Keine Couch, keine Medikamente, kein Grübeln über Kindheitstraumata. Ein Smartphone reicht für «Strategien, die deine Stimmung verbessern». So lautet das Versprechen des Woebot. Der Kummerkasten gehört zu den ersten Chatbots gegen Angststörungen und Depressionen. Der niedliche Self-Care-Experte mit Kulleraugen kommt als App daher. In einfachem Englisch kann er mit Nutzern chatten.
Entwickelt wurde der virtuelle Coach von Psychologen der Universität Stanford. Es ist eine auf künstlicher Intelligenz basierende Software, die mit kognitiv-verhaltenstherapeutischen Techniken die gedankliche Negativspirale durchbrechen will. 24 Stunden und sieben Tage die Woche ist der Woebot da, nimmt alles, was ihm geschrieben wird, ernst und reagiert einfühlsam, gibt Tipps und schlägt je nachdem Atem- oder Körperwahrnehmungsübungen vor.
Weniger Verbindlichkeit
Chatbots seien eine Chance, ein gutes, niederschwelliges Angebot, mit dem viel erreicht werden könne, sagt Thomas Berger, Leiter der Abteilung für Klinische Psychologie und Psychotherapie an der Universität Bern. «Viele Menschen haben psychische Probleme und weder Zeit noch Geld für eine Therapie.» Adäquat eingesetzt, habe die App durchaus einen Nutzen.
Allerdings sei die Abbruchquote bei virtuellen Selbsthilfeprogrammen sehr hoch, weiss Berger. «Die Bereitschaft, eine heruntergeladene App dauerhaft anzuwenden, ist klein.» Mit realen Therapeuten entstehe mehr Verbindlichkeit. Digitale Übungen würden zudem oft nicht lange genug gemacht, um einen positiven Effekt zu erzielen.

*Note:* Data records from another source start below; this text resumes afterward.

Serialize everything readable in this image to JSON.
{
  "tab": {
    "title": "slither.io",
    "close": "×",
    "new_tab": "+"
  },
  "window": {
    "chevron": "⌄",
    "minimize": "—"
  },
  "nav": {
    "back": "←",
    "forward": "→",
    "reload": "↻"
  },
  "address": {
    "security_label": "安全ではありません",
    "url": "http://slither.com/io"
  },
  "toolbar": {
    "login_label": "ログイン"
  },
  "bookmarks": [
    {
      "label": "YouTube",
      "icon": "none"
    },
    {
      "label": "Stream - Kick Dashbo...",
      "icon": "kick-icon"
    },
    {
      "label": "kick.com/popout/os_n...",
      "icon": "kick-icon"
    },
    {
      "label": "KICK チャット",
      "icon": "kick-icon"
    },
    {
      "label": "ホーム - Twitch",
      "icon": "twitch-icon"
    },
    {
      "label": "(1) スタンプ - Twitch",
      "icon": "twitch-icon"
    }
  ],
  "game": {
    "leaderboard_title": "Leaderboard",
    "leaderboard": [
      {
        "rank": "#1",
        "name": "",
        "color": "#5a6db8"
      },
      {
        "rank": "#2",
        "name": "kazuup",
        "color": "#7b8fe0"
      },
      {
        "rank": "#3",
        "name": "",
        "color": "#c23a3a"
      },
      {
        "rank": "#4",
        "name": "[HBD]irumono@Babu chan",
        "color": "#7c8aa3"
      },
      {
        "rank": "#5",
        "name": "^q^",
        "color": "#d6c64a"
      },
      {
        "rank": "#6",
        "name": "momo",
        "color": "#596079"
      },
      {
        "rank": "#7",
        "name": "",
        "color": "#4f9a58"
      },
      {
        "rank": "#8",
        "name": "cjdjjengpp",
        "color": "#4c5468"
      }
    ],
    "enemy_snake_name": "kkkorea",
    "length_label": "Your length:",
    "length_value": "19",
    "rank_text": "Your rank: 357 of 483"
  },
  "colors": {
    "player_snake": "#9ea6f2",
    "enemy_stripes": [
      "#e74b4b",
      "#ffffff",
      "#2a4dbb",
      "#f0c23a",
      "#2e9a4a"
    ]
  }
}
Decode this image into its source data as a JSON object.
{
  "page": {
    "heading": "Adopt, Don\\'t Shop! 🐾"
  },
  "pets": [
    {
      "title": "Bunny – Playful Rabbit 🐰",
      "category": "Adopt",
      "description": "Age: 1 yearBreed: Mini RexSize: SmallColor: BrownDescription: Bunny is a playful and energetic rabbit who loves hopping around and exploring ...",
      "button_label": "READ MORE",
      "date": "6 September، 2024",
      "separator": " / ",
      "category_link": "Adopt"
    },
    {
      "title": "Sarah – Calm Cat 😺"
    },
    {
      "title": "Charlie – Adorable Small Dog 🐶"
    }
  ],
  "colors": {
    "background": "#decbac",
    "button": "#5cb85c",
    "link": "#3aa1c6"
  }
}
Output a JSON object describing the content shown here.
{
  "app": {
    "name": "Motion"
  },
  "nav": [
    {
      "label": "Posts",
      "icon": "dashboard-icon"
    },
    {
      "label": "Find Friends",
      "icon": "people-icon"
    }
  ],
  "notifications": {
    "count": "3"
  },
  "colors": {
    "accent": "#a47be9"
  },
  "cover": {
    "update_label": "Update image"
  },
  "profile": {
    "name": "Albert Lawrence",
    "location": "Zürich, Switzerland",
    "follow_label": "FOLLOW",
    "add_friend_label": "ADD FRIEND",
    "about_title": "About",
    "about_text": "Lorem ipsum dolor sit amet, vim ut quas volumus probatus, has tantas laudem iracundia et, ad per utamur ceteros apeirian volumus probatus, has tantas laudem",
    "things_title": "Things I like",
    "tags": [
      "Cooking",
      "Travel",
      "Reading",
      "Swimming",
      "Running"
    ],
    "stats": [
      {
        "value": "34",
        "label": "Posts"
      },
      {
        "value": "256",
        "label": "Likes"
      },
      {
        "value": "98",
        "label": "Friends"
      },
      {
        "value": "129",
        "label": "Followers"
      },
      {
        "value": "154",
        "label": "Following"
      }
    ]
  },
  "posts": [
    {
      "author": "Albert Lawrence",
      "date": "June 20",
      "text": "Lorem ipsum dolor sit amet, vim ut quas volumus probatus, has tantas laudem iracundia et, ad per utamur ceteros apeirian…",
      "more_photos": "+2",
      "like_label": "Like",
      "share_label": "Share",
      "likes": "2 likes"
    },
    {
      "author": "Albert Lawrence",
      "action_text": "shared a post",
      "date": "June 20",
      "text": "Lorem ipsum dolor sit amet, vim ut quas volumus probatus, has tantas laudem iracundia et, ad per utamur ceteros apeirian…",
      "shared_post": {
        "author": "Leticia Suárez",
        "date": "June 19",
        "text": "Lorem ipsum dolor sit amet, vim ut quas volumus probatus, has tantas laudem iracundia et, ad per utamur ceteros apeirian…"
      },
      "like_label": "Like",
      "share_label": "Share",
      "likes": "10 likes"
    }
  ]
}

Noch gibt es keine aussagekräftigen Studien zur Wirksamkeit. Berger geht davon aus, dass viele der Programme nicht von Psychologen entwickelt werden, sondern von Technikern, die sich an Skripts der Verhaltenstherapie orientierten.
Wie ein Selbsthilfe-Ratgeber
Trotz der Einschränkungen hält der Psychologe die digitale Therapie für empfehlenswert. Ausgenommen seien Menschen in akuten Krisen. Die Wirkung sei vergleichbar mit dem Lesen eines Selbsthilfebuchs. «Im richtigen Moment kann es wichtige Impulse geben, langfristig ersetzt es aber nicht die Arbeit mit einer Therapeutin.» Die Suchtgefahr schätzt Berger als vernachlässigbar ein. Für Junge sei der Woebot nicht cool genug. «Ältere Menschen profitieren mehr und geraten weniger schnell in Abhängigkeit von Onlinetools.»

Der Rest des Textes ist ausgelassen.